Psychosocial factors play a significant role in chronic pain, dictating severity and prognosis. Comorbid depression and anxiety among women with chronic pelvic pain can reach 66%.24 In addition, central sensitization, amplification of central nervous system responses to peripheral inputs, may also occur in patients with chronic pain. These factors highlight how CBT is an acceptable treatment option for pain due to HTPFD and pain-related depression and anxiety.

Clinically significant reductions in pain score and resting muscle tone are observed after pelvic floor BTXA injection across studies, although there is wide variability in dose, number of injection sites, and method of injection.25 For example, experts indicated injections should be bilateral and targeted to hypertonic muscles using 10–40 units per muscle group. However, there remain unanswered questions regarding optimal injection technique, identification of injection sites, and injection amount; larger randomized controlled trials are needed before definitive recommendations on BTXA can be made.
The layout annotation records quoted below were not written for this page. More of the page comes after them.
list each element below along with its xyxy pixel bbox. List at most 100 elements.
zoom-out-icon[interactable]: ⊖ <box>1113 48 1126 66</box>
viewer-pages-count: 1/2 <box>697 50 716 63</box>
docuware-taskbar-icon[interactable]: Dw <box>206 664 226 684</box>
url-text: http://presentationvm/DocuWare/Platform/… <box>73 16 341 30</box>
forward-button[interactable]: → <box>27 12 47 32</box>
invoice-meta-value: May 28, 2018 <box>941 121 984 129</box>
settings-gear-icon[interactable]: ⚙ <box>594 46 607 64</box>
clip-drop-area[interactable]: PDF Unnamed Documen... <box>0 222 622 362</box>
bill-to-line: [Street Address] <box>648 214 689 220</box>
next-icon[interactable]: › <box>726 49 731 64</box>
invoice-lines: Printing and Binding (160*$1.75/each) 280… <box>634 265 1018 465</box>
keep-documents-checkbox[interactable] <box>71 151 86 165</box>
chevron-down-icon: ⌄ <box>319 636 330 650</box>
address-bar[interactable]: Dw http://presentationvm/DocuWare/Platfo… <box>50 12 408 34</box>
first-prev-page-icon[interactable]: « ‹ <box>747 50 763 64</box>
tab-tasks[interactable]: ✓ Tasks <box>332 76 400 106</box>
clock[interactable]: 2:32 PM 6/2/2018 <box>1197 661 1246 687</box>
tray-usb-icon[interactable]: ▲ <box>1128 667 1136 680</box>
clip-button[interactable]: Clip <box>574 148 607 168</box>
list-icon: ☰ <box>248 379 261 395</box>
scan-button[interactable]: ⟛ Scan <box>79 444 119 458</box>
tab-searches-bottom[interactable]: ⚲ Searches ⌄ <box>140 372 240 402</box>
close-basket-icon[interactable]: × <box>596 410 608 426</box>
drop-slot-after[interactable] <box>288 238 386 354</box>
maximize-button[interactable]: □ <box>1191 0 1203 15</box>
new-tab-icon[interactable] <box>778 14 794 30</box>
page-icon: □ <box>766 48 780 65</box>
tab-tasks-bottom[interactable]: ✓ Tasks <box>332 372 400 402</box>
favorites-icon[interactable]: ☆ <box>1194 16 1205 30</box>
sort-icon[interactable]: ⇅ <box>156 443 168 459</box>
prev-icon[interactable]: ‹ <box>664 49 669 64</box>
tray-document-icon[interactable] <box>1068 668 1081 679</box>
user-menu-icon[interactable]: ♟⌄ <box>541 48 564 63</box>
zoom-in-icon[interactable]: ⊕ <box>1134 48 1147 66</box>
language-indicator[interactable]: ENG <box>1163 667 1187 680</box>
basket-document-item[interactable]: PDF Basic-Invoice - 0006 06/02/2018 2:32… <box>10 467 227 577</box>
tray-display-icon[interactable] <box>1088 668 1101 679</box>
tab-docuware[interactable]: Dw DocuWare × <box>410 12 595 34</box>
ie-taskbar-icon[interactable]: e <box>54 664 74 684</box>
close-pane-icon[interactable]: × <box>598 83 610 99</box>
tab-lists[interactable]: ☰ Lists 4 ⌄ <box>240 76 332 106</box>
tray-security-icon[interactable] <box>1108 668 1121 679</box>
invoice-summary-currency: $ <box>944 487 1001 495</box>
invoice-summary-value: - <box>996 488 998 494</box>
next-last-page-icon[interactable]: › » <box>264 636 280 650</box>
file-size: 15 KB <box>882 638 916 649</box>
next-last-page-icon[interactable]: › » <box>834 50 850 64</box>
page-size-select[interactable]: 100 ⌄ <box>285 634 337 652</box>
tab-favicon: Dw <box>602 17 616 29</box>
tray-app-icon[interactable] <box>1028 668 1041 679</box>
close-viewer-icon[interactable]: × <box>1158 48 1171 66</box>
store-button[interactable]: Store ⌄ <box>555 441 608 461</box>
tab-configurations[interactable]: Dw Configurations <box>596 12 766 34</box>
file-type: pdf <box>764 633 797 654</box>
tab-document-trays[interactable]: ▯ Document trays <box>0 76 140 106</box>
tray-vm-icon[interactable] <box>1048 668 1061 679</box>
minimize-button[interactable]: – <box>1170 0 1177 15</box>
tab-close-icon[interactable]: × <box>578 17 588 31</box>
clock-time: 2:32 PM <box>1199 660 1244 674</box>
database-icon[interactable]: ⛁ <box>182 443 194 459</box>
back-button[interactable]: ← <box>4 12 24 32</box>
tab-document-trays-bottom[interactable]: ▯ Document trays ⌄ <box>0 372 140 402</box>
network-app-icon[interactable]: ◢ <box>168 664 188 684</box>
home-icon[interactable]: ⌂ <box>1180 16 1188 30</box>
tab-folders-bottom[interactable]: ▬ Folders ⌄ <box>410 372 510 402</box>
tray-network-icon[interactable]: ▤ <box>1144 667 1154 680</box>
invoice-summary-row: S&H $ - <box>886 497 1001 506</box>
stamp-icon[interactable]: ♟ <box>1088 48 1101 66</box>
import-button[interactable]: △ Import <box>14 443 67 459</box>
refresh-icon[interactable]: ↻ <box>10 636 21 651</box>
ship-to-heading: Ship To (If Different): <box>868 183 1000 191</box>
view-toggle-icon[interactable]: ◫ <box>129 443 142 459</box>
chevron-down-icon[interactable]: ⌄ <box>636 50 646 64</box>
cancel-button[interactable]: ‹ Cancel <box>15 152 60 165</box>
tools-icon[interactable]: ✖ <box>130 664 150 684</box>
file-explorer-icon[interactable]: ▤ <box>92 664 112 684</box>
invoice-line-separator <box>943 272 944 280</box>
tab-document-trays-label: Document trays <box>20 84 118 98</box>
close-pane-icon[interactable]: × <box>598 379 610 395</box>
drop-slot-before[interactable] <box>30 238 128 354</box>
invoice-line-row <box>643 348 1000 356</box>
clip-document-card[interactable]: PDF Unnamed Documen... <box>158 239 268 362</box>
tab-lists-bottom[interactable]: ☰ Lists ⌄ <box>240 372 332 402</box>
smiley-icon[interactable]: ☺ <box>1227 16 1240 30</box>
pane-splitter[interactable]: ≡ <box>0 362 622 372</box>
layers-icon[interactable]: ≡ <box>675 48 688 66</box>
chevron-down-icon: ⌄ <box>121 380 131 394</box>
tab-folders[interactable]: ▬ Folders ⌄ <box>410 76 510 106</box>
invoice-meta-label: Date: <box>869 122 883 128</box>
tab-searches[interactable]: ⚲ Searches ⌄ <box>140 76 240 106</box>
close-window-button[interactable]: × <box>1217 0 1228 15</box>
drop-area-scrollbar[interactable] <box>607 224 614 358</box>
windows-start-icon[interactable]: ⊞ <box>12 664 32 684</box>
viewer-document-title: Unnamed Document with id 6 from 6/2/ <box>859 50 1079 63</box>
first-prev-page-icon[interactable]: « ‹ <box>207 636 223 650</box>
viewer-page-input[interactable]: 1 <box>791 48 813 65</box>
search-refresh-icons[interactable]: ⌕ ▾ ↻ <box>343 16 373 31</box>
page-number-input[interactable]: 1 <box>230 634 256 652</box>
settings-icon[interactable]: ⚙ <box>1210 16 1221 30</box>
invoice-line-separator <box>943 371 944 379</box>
As evidenced by efficacy in patients with Fowler's syndrome, SNM's therapeutic effect in HTPFD is hypothesized to be related to reviving brainstem autoregulation and resetting pelvic floor function.26 SNM improves pain scores between 35% and 52% in patients with non-interstitial cystitis or bladder pain syndrome chronic pelvic pain, including those with HTPFD.27 While the expert panel did not feel SNM should be used in patients without co-existing urinary or fecal urgency and frequency, data suggest there may be a benefit of SNM for HTPFD and further research is needed.

The strength of this novel consensus algorithm for the treatment of HTPFD derives from broad experiences of an expert panel with diverse medical specialties and geographic locations. However, this algorithm provides only limited guidance on the application of the therapeutics beyond PFPT due to poor quality evidence. Even retrospective studies on an HTPFD population are limited by the lack of specific ICD10 diagnostic codes. Without wider recognition of this condition, improvements in the diagnosis and treatments will continue to stagnate.

With this expert-driven treatment algorithm, patients can now progress systematically through treatment, allowing for further studies on therapeutic efficacy. In turn, this algorithm can be revised as research develops.

In summary, a diverse group of experts generated a consensus treatment pathway for HTPFD supported by available literature according to rigorous criteria. With clearer treatment recommendations, health care professionals can better guide patients improving awareness, outcomes, and satisfaction with care.